Les étudiants auraient ensuite été livrés par les policiers au cartel des Guerreros Unidos, qui les suspectaient d'appartenir à un groupe rival.

S'appuyant sur les confessions d'un membre présumé du cartel, les autorités avaient conclu que les étudiants avaient été tués puis incinérés dans une décharge.

Une analyse ADN menée par l'Université d'Innsbruck, en Autriche, avait permis d'identifier les restes d'un seul étudiant, retrouvés dans un sac dans la rivière.

Les groupes de défenseurs des droits de l'homme avaient critiqué cette enquête s'appuyant sur les témoignages de membres présumés d'un cartel.

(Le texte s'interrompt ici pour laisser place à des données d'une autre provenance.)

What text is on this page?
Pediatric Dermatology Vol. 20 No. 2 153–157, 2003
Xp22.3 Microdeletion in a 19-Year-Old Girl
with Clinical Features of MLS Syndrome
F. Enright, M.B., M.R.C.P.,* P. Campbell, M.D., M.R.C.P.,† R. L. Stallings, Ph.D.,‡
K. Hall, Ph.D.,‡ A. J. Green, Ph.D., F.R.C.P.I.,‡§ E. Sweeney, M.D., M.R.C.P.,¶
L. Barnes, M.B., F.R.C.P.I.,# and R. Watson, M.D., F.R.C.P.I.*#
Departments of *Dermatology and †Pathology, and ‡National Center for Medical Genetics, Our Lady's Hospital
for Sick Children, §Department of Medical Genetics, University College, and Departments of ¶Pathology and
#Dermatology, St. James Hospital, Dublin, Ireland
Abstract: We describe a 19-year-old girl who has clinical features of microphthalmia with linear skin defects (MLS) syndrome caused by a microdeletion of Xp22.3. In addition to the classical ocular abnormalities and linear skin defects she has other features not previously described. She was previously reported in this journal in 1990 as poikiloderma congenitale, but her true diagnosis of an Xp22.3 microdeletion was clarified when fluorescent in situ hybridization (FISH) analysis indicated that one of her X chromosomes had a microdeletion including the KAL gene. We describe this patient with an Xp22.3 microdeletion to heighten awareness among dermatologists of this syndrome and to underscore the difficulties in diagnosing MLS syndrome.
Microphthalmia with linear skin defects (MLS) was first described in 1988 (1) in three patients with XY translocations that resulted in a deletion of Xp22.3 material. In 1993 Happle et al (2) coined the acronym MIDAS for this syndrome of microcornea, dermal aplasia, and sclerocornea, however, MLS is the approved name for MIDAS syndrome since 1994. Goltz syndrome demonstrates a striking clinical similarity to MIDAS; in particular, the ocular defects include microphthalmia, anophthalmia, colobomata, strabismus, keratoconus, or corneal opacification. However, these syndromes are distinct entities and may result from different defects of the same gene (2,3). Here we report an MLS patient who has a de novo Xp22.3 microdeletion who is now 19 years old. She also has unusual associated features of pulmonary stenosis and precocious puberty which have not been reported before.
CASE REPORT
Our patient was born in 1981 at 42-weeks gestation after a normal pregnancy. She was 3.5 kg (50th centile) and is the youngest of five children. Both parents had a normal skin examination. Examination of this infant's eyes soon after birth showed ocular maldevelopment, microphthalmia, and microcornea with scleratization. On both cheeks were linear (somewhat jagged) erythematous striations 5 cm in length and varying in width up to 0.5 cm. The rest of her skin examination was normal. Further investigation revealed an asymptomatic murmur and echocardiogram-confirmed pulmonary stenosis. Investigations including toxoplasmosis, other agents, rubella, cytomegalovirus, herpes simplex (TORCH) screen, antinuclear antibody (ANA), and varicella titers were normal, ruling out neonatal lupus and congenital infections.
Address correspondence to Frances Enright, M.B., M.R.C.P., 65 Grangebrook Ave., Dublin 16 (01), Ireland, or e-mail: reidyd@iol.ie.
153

Selon un professeur de l'Université de Queensland en Australie, Jose Torero, membre du GIEI, la crémation de 43 corps aurait nécessité 60 heures et brûlé la végétation alentour, or seules des traces de petits feux ont été trouvées sur place.

Elle aurait par ailleurs nécessité 30 tonnes de bois ou 13 tonnes de pneus.

« Ce que nous disons c'est que le feu n'a pas eu lieu dans la décharge », a précisé à la chaîne Milenio Francisco Cox, un expert chilien qui a participé à la commission indépendante.

Peña Nieto va rencontrer les familles

Le président Peña Nieto a indiqué lundi que « les différences qui existent » entre les enquêtes officielle et indépendante pourront être surmontées grâce à de nouvelles investigations.

Critiqué pour n'avoir rencontré qu'à une seule reprise les familles, Peña Nieto a accepté de les recevoir avec la commission d'experts. Les familles avaient exigé de le voir après la publication du rapport.

« Je partage leur désir de connaître la vérité », a-t-il déclaré.

Les enquêteurs indépendants ont demandé au procureur de déterminer si les étudiants avaient été visés parce qu'ils auraient pu avoir volé un autobus servant habituellement à transporter de l'héroïne, dans cet État situé sur une des routes de la drogue.

Le rapport a également révélé que la police fédérale et l'armée surveillaient les agissements de ces étudiants provenant d'une école dont les étudiants étaient connus pour leur militantisme de gauche, avant qu'ils ne se rassemblent à Iguala pour manifester, posant ainsi la question du rôle des forces de l'ordre dans cette affaire.

La disparition des étudiants avait déclenché des manifestations parfois violentes au Mexique, causant une grave crise politique deux ans après l'élection du président Peña Nieto.